- - BATTER
- 240g (430ml) - flour
- 5ml - baking powder
- 15ml - sugar
- - pinch of salt
- 4 - eggs
- 500ml - coconut milk
- 60ml - water
- 125ml - oil
- 15ml - lemon juice
- - NAARTJIE SAUCE
- 60ml - butter
- 125ml - honey
- 15ml - brandy
- - zest of 1 naartjie or orange
- 60ml - fresh naartjie or orange juice
- 125ml - cream
- - pinch of sea salt
- 100g - almond flakes, toasted
1. Make the batter by whisking all the ingredients together until smooth. Pour through a sieve and refrigerate for about 30 minutes before making the pancakes.
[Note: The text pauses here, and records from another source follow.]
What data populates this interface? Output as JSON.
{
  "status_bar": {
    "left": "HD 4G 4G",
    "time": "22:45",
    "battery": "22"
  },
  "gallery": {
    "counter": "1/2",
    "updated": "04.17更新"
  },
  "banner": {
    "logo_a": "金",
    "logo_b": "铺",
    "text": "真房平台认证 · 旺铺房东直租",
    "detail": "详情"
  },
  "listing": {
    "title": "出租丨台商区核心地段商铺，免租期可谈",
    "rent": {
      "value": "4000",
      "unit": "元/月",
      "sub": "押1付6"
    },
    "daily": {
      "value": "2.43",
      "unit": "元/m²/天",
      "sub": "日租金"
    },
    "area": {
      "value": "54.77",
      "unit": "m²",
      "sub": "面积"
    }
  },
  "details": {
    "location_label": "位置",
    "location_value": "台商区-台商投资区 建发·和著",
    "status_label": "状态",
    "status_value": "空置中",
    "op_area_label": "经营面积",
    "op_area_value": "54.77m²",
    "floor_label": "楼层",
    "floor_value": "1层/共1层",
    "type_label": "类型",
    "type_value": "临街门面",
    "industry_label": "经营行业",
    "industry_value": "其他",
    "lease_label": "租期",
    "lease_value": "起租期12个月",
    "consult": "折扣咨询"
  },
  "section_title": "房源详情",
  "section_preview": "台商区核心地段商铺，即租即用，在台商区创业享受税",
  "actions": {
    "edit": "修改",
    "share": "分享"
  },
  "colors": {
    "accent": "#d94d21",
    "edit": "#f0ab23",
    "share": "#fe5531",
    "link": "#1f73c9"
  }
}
2. Grease a pancake pan with nonstick cooking spray and heat up. Pour a soup ladle of batter into the centre of the pan and tilt it from side to side to coat the bottom with batter. Cook for a few minutes until the pancake bubbles on top, then flip carefully. Cook for about 30 seconds, then slide the pancake onto a plate. Repeat with all the batter. Keep the pancakes warm by placing the plate over a saucepan of boiling water, covered with a lid. If you plan to eat them later, cover with cling film and reheat in the naartjie sauce.
3. To make the sauce, stir the butter and honey together over moderate heat until melted. Add the brandy, zest and naartjie juice and bring to the boil; cook for 5 minutes. Whisk in the cream and remove from the heat; stir in the salt.
4. To serve, top each pancake with a spoonful of sauce, a few slices of naartjie and a sprinkling of almonds. Fold the pancake and drizzle another spoonful of sauce on top. Tuck in while they’re still hot.